GJ study well ahead of nation on CT scans for lung cancer
If it’s possible that there is a good place to have lung cancer, then that place is Grand Junction, and it has been for the past few years.
While the rest of the world learned earlier this month that early detection can result in greater survival rates for lung-cancer sufferers, physicians in Grand Junction already knew it.
A five-year study conducted by Dr. Joel Bechtel, a Grand Junction pulmonologist, in concert with Dr. William Kelley and other physicians, the Saccomanno Research Institute and Primary Care Partners, demonstrated the significance of early detection.
The study, which covered 100 patients from 2001–2006, ended up discovering 18 cancers all told, Bechtel said.
At the five-year mark, the study group showed a 50 percent survival rate, “which beats the heck out of 14 or 15 percent,” Bechtel said, referring to the national average for the five-year survival rate for patients diagnosed with lung cancer.
The National Lung Screening Trial, conducted by the National Cancer Institute, recently trumpeted a 20 percent reduction in the death rate for people who underwent annual screenings that included computed tomography, or CAT, scans.

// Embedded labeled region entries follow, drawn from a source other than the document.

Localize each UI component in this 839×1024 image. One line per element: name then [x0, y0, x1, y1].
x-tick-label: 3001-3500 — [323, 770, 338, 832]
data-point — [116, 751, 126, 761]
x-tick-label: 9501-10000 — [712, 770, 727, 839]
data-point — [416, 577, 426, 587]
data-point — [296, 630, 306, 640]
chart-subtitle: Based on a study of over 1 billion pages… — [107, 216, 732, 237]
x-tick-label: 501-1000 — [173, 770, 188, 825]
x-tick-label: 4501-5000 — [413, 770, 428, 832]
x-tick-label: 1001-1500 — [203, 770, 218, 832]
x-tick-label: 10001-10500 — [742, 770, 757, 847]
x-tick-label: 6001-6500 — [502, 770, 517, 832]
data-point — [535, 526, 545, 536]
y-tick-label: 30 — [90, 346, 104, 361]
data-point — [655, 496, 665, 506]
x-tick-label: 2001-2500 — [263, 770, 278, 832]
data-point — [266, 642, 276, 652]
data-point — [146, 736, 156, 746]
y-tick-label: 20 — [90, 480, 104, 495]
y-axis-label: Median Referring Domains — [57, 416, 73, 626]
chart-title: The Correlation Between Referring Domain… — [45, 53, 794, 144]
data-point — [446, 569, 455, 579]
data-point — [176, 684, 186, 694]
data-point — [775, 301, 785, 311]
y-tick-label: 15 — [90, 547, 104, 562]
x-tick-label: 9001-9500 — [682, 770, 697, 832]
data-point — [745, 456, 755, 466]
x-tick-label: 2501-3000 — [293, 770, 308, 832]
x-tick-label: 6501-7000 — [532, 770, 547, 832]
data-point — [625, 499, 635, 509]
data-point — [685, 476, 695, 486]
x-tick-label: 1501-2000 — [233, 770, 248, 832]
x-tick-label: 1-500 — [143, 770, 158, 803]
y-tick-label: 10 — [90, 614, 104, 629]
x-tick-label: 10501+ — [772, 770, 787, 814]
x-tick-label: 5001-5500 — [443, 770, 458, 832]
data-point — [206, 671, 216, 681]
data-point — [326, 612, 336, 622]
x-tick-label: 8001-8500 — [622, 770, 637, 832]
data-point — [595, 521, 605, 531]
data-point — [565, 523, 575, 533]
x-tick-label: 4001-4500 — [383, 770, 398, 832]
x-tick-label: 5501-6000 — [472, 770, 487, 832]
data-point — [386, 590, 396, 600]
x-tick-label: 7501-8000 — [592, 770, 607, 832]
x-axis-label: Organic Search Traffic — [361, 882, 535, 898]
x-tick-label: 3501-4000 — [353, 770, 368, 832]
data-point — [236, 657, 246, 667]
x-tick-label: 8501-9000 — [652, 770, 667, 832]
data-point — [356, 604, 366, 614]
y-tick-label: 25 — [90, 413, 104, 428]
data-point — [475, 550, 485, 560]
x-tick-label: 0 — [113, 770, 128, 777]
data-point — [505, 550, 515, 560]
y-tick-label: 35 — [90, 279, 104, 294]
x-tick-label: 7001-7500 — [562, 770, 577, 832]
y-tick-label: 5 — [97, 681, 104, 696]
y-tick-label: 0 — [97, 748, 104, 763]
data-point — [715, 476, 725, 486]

The CT scans were compared to patients who underwent only x-rays.
The CT scans also subject patients to less radiation than x-rays.

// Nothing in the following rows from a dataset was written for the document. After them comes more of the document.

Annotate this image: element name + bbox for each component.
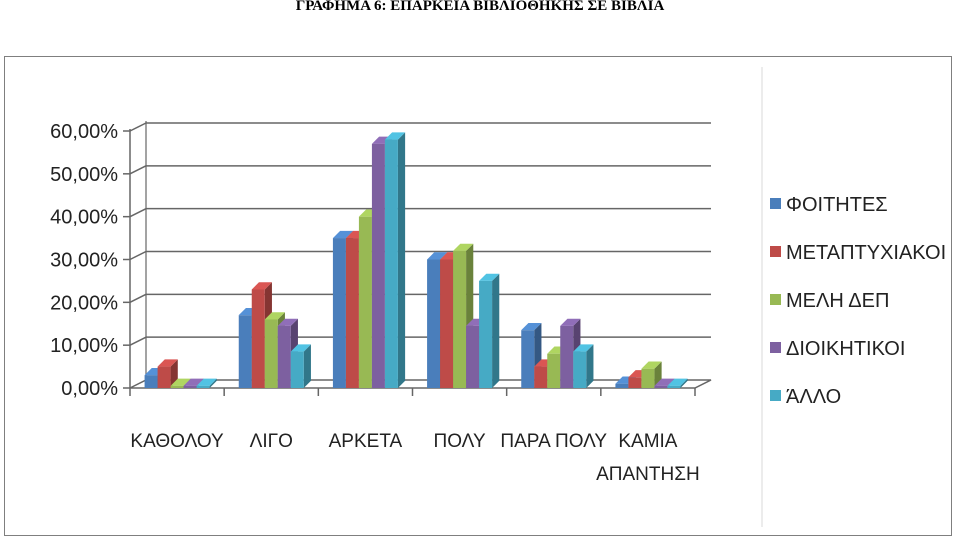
- x-tick-labels: ΚΑΘΟΛΟΥ ΛΙΓΟ ΑΡΚΕΤΑ ΠΟΛΥ ΠΑΡΑ ΠΟΛΥ ΚΑΜΙΑ ΑΠΑΝΤ…: [130, 431, 699, 485]
- bar-top: [453, 243, 474, 251]
- bar-top: [654, 378, 675, 386]
- legend-swatch: [770, 390, 781, 401]
- legend: ΦΟΙΤΗΤΕΣ ΜΕΤΑΠΤΥΧΙΑΚΟΙ ΜΕΛΗ ΔΕΠ ΔΙΟΙΚΗΤΙΚΟΙ…: [770, 194, 946, 408]
- bars: [144, 132, 688, 388]
- bar-side: [586, 344, 594, 388]
- bar: [534, 366, 548, 388]
- y-tick-label: 0,00%: [61, 378, 118, 400]
- x-tick-label: ΑΡΚΕΤΑ: [329, 431, 403, 452]
- x-tick-label: ΚΑΘΟΛΟΥ: [130, 431, 224, 452]
- bar: [358, 216, 372, 388]
- bar-side: [680, 378, 688, 388]
- legend-swatch: [770, 198, 781, 209]
- bar-top: [479, 273, 500, 281]
- gridline-depth: [129, 293, 147, 304]
- gridline-depth: [129, 165, 147, 175]
- bar: [144, 375, 158, 388]
- y-tick-label: 50,00%: [50, 164, 118, 186]
- chart-frame: 0,00% 10,00% 20,00% 30,00% 40,00% 50,00% 60,00…: [4, 56, 952, 536]
- legend-swatch: [770, 342, 781, 353]
- gridline-depth: [129, 250, 147, 261]
- bar: [479, 280, 493, 388]
- bar-top: [641, 361, 662, 369]
- bar: [440, 259, 454, 388]
- bar: [196, 385, 210, 388]
- bar: [277, 325, 291, 388]
- y-tick-label: 10,00%: [50, 335, 118, 357]
- bar-top: [290, 344, 311, 352]
- bar-top: [667, 378, 688, 386]
- bar: [157, 366, 171, 388]
- y-tick-labels: 0,00% 10,00% 20,00% 30,00% 40,00% 50,00% 60,00…: [50, 121, 118, 400]
- legend-label: ΜΕΤΑΠΤΥΧΙΑΚΟΙ: [786, 242, 946, 264]
- bar: [641, 368, 655, 388]
- bar-top: [573, 344, 594, 352]
- gridlines: [129, 122, 711, 346]
- bar-side: [209, 378, 217, 388]
- bar: [547, 353, 561, 388]
- bar-side: [303, 344, 311, 388]
- bar: [170, 385, 184, 388]
- bar-top: [332, 230, 354, 239]
- gridline-depth: [129, 207, 147, 218]
- gridline-depth: [129, 336, 147, 346]
- x-tick-label: ΚΑΜΙΑ: [618, 431, 677, 452]
- legend-swatch: [770, 246, 781, 257]
- legend-swatch: [770, 294, 781, 305]
- bar-top: [157, 359, 178, 367]
- bar: [251, 289, 265, 388]
- bar-top: [521, 322, 542, 331]
- bar: [615, 383, 629, 388]
- bar-top: [183, 378, 204, 386]
- bar: [521, 330, 535, 388]
- bar-side: [397, 132, 406, 388]
- bar: [466, 325, 480, 388]
- bar: [453, 250, 467, 388]
- legend-label: ΜΕΛΗ ΔΕΠ: [786, 290, 889, 312]
- bar: [560, 325, 574, 388]
- y-tick-label: 30,00%: [50, 250, 118, 272]
- bar: [345, 238, 359, 388]
- bar-top: [170, 378, 191, 386]
- bar: [183, 385, 197, 388]
- y-tick-label: 20,00%: [50, 292, 118, 314]
- legend-label: ΔΙΟΙΚΗΤΙΚΟΙ: [786, 338, 905, 360]
- legend-label: ΦΟΙΤΗΤΕΣ: [786, 194, 888, 216]
- gridline-depth: [129, 122, 147, 132]
- x-tick-label: ΠΟΛΥ: [434, 431, 486, 452]
- bar-top: [384, 132, 406, 140]
- bar: [332, 238, 346, 388]
- bar: [384, 139, 398, 388]
- x-tick-label: ΛΙΓΟ: [250, 431, 293, 452]
- chart-svg: 0,00% 10,00% 20,00% 30,00% 40,00% 50,00% 60,00…: [50, 67, 946, 527]
- x-tick-label: ΠΑΡΑ ΠΟΛΥ: [500, 431, 607, 452]
- bar: [667, 385, 681, 388]
- y-tick-label: 60,00%: [50, 121, 118, 143]
- bar: [573, 351, 587, 388]
- bar-top: [560, 318, 581, 326]
- bar: [628, 377, 642, 388]
- bar-top: [427, 252, 448, 260]
- bar: [264, 319, 278, 388]
- bar-top: [196, 378, 217, 386]
- bar: [290, 351, 304, 388]
- bar: [427, 259, 441, 388]
- bar: [238, 315, 252, 388]
- bar-top: [264, 312, 285, 320]
- x-tick-label: ΑΠΑΝΤΗΣΗ: [596, 464, 700, 485]
- bar: [654, 385, 668, 388]
- legend-label: ΆΛΛΟ: [786, 386, 841, 408]
- bar-top: [251, 282, 272, 290]
- bar-side: [492, 273, 500, 388]
- page-title: ΓΡΑΦΗΜΑ 6: ΕΠΑΡΚΕΙΑ ΒΙΒΛΙΟΘΗΚΗΣ ΣΕ ΒΙΒΛΙ…: [295, 0, 665, 12]
- bar: [371, 143, 385, 388]
- y-tick-label: 40,00%: [50, 207, 118, 229]
- bar-top: [277, 318, 298, 326]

The national study covered more than 53,000 middle-aged and elderly people who once smoked heavily.
The cancer institute said the study had the potential “to save many lives among those at greatest risk for lung cancer.”
That’s by no means a small number. The institute estimated that 222,500 Americans will be diagnosed this year with lung cancer and that 157,000 patients suffering from the disease will die from it this year, Bechtel said.
Among all the cancers, “Lung cancer is the most lethal malignancy,” Bechtel said.
Of 100 people diagnosed today with lung cancer, 14 or 15 will still be alive in five years. The five-year survival rate for colon cancer? Sixty-four percent. It’s 88 percent for breast cancer and 97 percent for prostate cancer.
One possible reason for the lethality of lung cancer is the lack of tools aimed at early detection.
Grand Junction is home to one of the pioneering methods of early lung cancer detection, a technique known as sputum cytology. It amounts to having a patient cough up mucus from the lungs that can be studied under a microscope for the presence of cancerous cells.
Dr. Geno Saccomanno discovered that sputum could yield important early clues to lung cancer as he studied uranium miners, many of whom also were smokers.
At least as far as seeking out ways to detect lung cancer early on, “The world is finally catching up” with Saccomanno, Bechtel said.
“When Geno did it, it was all sputum cytology, There were no CT scans,” Bechtel said. “Now we’re finding out that the CT scan is a dynamite tool.”
Sputum cytology is “like a minibiopsy” of the lung, Bechtel said. “But there’s one big problem. It’s very difficult to interpret.”
Identifying cancerous cells under the microscope requires a practiced eye.
There’s another issue, as well. Sputum cyctology works well to detect tumors in the central parts of the lung, not so much in the peripheral parts, Bechtel said.
But cytology can pick up the earliest indicators of problems, ones too small to detect in any other way.
So, Bechtel said, the best approach seems to be combining the cutting-edge CT scans, which the Grand Junction and national studies showed to be the most powerful early-detection tool, and the decidedly less glamorous approach of examining mucus slides under a microscope.
The Grand Junction findings have been published in two professional journals and presented at a conference in Barcelona, Spain.
Patients are likely to see increased emphasis on the use of CT scans because “all the gurus are touting this as a huge improvement in cancer detection,” Bechtel said.
The discovery, though, underscores something else, Bechtel said: “We were dead wrong on not doing surveillance for lung cancer.”